My mind raced from one issue to the next, picking up and putting down problems, as though I was rushing to pick a necktie to wear with my final suit.
Every night when I was done working, usually late, I’d hit the bottle hard and fast to try to quiet my nerves enough to sleep. My once calm and composed demeanor had taken a beating and was fraying at the edges. The synapses of my mind were like downed electricity lines after a microburst. You couldn’t see the charge, but you’d better be careful because I was all just one live wire.
By this point, the alcohol had stopped working the right way. The warm soft blanket that once lulled me to sleep had become the only thing that steadied my hand.
It was a Band-Aid on a severed artery. You might not see the blood gushing at first glance, but there was a steady stream trickling from my fingertips. It was only a matter of time now.
Subtle stressors had magnified. The sunny days made me uncomfortable. It all was just too much light. I could feel screeching of the subway car brakes reverberate through my body. The sharp sounds had started to hurt. I could feel the anger and anxiety radiating off passengers as they pushed and prodded their way past each other. The heat from their eyes seemed to burn my skin.
I was growing jumpy. The slightest tap on my shoulder, and my whole body would convulse away. My reptile brain had kicked into survival mode again; my baseline anxiety level held steady on the redline. Going outside had become difficult. The weather didn’t matter; it was never long until sweat would begin to pour down my face.
When I could force my jittery nerves back below the surface and summon the strength to navigate the overwhelming cacophony of three subway stops, I made a desparate beeline for my office. I’d shut the door, turn down the temp, plug in my computer, turn on my low-light lamp and squint my way through the blue light emanating from my monitor.
Often unable to focus, my mind would be ripped away from my task at hand with every ping and pop up of email. Sometimes I’d just give up, sit there and count, trying to calculate the volume per hour.
Sometime I’d get woozy, and my vision would blur.

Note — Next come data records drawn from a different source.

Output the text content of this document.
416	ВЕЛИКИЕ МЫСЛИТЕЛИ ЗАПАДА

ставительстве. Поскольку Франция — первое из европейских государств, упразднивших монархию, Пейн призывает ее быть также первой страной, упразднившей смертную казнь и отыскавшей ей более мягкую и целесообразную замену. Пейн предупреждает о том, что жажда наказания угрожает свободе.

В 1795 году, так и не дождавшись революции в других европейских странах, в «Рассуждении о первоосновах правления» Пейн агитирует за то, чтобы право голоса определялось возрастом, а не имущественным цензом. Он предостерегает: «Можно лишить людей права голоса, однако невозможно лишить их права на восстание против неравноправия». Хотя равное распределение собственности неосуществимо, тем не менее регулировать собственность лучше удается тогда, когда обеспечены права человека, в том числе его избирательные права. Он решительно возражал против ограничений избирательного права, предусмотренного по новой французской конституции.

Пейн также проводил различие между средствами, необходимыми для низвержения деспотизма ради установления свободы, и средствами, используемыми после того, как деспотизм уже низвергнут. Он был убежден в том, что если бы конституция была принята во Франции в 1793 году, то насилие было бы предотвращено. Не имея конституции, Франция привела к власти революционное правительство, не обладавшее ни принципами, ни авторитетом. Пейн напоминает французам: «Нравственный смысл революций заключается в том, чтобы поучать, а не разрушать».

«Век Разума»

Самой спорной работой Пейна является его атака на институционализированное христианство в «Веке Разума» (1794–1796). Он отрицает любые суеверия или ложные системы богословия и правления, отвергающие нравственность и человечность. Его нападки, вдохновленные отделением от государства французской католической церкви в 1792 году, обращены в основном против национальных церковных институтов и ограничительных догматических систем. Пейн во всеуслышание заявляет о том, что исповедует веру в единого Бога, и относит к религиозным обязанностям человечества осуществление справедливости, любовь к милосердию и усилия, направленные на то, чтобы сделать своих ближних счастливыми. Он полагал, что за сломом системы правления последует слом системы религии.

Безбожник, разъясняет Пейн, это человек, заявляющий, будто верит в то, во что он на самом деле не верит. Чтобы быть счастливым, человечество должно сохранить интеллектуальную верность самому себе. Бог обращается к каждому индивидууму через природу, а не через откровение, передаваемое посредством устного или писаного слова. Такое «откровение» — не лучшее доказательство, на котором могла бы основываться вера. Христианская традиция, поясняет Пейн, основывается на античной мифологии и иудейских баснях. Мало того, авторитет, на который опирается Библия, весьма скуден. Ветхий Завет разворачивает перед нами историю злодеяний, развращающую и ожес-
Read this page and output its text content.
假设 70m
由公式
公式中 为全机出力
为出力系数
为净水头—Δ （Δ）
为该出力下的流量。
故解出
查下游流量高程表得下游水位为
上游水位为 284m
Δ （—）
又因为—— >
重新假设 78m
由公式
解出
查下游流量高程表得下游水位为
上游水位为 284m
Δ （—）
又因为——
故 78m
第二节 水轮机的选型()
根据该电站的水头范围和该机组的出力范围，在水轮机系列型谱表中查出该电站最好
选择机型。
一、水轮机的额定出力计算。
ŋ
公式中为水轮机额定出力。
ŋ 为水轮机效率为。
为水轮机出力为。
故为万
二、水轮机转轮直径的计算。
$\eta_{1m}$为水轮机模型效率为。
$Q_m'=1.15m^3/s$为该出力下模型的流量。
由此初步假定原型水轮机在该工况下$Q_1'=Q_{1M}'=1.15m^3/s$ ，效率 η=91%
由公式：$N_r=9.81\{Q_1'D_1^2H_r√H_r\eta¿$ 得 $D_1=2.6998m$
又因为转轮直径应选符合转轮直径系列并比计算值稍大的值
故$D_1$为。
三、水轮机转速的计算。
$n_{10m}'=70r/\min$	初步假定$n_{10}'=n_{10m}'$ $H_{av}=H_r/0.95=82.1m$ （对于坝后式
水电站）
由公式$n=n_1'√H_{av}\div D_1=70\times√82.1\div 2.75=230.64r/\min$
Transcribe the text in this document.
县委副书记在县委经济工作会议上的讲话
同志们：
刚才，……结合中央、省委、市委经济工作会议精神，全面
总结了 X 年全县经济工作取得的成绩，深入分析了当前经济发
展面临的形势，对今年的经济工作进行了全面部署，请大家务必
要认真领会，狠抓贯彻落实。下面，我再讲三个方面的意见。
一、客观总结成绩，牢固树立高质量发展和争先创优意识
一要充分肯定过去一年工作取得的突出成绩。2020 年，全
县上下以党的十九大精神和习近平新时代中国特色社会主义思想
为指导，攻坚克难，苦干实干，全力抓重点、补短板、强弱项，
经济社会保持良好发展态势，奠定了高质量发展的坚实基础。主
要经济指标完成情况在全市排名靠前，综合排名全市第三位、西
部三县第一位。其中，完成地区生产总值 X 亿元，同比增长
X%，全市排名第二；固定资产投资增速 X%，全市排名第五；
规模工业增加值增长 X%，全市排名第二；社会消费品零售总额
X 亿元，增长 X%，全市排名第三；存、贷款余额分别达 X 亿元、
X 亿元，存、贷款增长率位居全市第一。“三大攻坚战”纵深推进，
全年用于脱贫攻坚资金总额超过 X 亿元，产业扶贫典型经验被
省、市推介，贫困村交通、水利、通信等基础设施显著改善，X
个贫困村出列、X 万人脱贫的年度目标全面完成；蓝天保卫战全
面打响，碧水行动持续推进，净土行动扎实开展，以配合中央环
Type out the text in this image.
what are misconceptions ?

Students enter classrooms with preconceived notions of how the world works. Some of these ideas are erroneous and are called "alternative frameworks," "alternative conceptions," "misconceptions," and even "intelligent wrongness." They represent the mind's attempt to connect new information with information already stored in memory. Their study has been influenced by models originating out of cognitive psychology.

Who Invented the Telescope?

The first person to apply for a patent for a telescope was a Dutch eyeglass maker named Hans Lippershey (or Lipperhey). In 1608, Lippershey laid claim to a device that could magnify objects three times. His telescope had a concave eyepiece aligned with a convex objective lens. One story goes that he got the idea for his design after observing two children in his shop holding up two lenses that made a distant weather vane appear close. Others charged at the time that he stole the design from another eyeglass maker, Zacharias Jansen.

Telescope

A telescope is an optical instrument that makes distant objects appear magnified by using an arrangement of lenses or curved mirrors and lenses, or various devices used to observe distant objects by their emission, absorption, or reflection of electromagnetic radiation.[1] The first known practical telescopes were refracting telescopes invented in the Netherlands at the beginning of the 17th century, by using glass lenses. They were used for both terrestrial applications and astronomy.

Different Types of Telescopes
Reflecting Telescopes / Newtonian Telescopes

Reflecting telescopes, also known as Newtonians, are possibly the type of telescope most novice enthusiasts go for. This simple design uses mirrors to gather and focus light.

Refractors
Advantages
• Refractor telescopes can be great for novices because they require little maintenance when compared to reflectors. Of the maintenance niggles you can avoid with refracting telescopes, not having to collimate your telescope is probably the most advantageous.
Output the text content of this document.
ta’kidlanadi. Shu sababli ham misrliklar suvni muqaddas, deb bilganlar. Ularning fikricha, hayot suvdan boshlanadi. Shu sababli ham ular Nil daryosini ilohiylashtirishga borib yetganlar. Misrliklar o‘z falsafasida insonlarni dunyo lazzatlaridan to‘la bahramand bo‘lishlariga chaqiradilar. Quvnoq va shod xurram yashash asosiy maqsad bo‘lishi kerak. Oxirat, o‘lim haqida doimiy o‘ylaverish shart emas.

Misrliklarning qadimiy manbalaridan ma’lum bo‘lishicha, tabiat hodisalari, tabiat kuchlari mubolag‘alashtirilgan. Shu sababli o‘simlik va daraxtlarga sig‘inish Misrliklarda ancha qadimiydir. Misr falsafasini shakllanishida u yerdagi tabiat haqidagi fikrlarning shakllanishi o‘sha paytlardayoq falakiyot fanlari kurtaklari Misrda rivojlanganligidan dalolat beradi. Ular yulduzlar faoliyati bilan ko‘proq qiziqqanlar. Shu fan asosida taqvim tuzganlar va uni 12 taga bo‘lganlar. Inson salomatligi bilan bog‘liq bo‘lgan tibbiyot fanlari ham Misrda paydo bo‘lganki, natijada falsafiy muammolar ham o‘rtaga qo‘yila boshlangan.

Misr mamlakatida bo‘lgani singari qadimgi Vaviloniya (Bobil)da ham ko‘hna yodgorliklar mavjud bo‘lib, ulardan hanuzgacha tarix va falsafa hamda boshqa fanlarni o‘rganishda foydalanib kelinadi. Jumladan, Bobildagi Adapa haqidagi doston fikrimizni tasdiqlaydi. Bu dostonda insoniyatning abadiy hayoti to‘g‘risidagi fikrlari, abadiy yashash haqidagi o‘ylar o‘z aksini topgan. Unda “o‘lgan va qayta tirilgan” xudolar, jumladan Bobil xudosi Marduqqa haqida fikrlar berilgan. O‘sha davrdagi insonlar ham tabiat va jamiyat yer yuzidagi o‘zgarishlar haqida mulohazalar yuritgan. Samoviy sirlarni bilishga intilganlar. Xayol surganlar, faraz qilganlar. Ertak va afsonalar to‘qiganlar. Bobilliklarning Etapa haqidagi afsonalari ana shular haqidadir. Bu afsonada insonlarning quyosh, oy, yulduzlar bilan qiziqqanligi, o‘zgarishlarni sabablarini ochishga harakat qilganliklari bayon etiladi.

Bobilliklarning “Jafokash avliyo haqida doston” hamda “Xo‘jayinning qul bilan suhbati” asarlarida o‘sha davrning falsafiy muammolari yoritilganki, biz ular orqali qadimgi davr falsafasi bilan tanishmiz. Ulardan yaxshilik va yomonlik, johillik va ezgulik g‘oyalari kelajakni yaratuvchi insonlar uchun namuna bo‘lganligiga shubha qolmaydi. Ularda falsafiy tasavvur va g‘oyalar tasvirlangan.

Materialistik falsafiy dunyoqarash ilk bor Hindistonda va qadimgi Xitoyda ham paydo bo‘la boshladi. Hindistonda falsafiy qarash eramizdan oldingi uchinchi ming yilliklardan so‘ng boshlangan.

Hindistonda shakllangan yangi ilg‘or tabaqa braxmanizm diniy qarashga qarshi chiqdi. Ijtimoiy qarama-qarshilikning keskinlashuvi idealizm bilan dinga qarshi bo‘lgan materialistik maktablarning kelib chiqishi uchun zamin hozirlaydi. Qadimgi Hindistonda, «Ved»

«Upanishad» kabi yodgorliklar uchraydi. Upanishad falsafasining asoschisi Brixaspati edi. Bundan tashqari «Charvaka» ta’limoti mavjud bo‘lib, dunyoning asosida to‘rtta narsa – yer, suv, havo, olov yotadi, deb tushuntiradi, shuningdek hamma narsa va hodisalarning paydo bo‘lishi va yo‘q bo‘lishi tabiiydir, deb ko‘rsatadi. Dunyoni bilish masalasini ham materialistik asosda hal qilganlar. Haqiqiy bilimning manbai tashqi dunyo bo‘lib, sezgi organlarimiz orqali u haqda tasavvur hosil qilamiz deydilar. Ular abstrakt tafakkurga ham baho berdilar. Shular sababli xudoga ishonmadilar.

I could feel the panic race through my body, an icy shock of fear that stunned my senses. My insides were on fire, and nothing felt right. I didn’t dare risk more than soup. Spoons had become a challenge — so I’d race them to my lips behind closed doors or just sip straight from the cup.
Unable to function fully while I stumbled through calls and meetings, I’d work late into the night, as I steadied my hand against a tilting bottleneck. When others signed off, I could finally work in peace. I’d tick the biggest emergencies off my list, blot out the nerves again, try to wring out four hours of sleep and soon it was time again to rinse and then repeat.
Somewhere deep down I knew all along that the only way out was through the pain, but I was scared. I had already used up all my stamina and my courage just holding myself together. My world had become so bleak that I didn’t know what I could possibly gain.
As I look back to that time, I promise never to forget. The panic and fear were my only reality.